TIL that Soviet psychology once classified "the struggle for truth and justice" as a symptom of paranoid, delusional schizophrenia.

Thanks for your detailed reply. I don't quite think that you've addressed the core of my point, though.

In your description of the patients' symptoms, you already make a strong link between the symptom (patient reports blindness, patient reports inability to feel legs) and a pathophysiology that you currently believe to be true, namely that the "patient truly believes that they have this symptom".

I see no reason to make this link. At the moment, I would classify your viewpoint as a mere belief: You believe that the main etiology is the patient's belief. But do you have evidence for that etiology?

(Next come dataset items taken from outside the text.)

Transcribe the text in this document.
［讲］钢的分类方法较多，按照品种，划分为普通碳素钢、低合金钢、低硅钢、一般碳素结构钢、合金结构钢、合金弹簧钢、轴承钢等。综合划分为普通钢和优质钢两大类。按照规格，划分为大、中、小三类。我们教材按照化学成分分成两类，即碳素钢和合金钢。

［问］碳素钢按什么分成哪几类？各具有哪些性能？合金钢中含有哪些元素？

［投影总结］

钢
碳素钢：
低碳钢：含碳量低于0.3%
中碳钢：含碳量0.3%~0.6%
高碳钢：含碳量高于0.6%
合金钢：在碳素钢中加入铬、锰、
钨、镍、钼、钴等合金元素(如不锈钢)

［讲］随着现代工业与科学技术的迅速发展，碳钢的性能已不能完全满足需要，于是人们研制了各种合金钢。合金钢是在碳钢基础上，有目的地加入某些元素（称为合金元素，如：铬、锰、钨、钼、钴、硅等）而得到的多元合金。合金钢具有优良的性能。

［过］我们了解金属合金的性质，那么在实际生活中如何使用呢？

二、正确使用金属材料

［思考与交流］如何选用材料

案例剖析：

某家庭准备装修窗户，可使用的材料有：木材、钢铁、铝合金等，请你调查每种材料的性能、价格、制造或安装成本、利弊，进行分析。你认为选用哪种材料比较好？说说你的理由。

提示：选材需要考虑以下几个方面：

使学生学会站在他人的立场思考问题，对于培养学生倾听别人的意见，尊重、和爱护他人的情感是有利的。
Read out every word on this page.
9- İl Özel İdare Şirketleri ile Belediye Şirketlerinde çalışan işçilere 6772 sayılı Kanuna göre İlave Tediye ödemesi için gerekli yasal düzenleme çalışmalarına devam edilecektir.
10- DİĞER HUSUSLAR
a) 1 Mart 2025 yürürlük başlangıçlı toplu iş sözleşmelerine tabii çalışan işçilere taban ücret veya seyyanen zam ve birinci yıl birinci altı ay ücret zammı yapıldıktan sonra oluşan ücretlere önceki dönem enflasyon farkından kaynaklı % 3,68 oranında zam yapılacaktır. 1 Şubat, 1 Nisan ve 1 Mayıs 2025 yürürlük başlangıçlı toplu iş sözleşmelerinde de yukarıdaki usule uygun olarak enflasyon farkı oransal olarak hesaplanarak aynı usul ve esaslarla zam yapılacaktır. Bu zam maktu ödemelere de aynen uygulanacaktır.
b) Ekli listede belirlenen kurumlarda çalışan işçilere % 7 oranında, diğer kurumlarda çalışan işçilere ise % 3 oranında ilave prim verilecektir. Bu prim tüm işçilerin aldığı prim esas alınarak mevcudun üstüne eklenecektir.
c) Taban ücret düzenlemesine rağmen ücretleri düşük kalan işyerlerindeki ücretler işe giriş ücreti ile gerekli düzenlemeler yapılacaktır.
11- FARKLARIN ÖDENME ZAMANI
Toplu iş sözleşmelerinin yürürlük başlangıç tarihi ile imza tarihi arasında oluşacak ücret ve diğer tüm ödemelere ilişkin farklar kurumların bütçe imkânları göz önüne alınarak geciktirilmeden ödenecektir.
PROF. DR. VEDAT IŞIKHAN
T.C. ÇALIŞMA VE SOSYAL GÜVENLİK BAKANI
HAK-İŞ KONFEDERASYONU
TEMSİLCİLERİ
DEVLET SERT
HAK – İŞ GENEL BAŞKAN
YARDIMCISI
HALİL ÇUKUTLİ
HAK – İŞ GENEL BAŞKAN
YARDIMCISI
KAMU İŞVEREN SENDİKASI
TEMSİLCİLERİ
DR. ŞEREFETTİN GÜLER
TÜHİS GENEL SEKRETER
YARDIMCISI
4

On the question of evidence, you state that there are several models, but also that

Because there are multiple models for this disease, its obvious that we don't yet fully understand it.

The problem is: I don't see that these models are scientifically validated in any way. But science is the only way to distinguish personal belief from "objective reality". Here are a few problems:

  • As far as I understood, neither of the models that you mention have experimental evidence. Can you cite an experiment that measures an "internal unconscious conflict" and demonstrates that this is converted into symptoms? Or is there a measurement of the fear response in the amygdala and a demonstration that this manifests a symptom?

  • Diagnosis of exclusion is logically unsound. You perform some measurements (blood tests, neurological tests,...) today and find no pathological results. But what if a new method of measurement is discovered tomorrow that would show a pathological result? How do you exclude that possibility? The only thing you can state with a degree of certainty is that the patient has none of the currently known neurological diseases, but not that he has no neurological disease.

    Note that this is not a theoretical problem. One prominent example is the discovery of Helicobacter pylori: "In 1982, [..], stress and lifestyle were considered the major causes of peptic ulcer disease". It was believed that peptic uclers were caused by stress, but this belief was overturned by a new method of measurement: Direct observation of Helicobacter pylori (and subsequent experimental confirmation that it is causative for the disease).

  • Alternative explanations. This is similar to the previous point, but adds concrete counterproposals.

    Here is a story that is similar to the paralyzed leg, but clearly has a different pathophysiology. After taking pain medication, I can touch a hot oven without feeling pain. However, I will still instinctively withdraw my hand. Apparently, it's a separate reflex (and a repeatable experiment). Likewise, it is conceivable that the patient is genuinely unable to feel his leg (and not just believing that he can't), but the reflex of withdrawing still works.

    Now, I'm /not/ claiming that this is true -- it could be false -- but there needs to be an experiment that distinguishes between those possible explanations. Otherwise, the evidence in favor of one possibility works equally for the other one.

  • On another note, if I understand you correctly, you seem to want to argue that some patients are 'insta-cured' if they believe it, so this means that the patients that don't believe it could benefit. I'd like to point out that this is logically unsound -- this cure has only ever been observed in patients that believe you, but this doesn't give any information about those that don't. It could very well be that they don't believe it because their symptoms did not resolve, even if they tried to believe it.


In the end, my point is again:

  1. At the moment, I see no scientifically sound reason to classify the proposed pathophysiology of F44.5 as anything other than "belief".

  2. In that light, disallowing patients (or anyone else) from challenging the proposed pathophysiology, because that very action reinforces belief 1, is unherently unsound.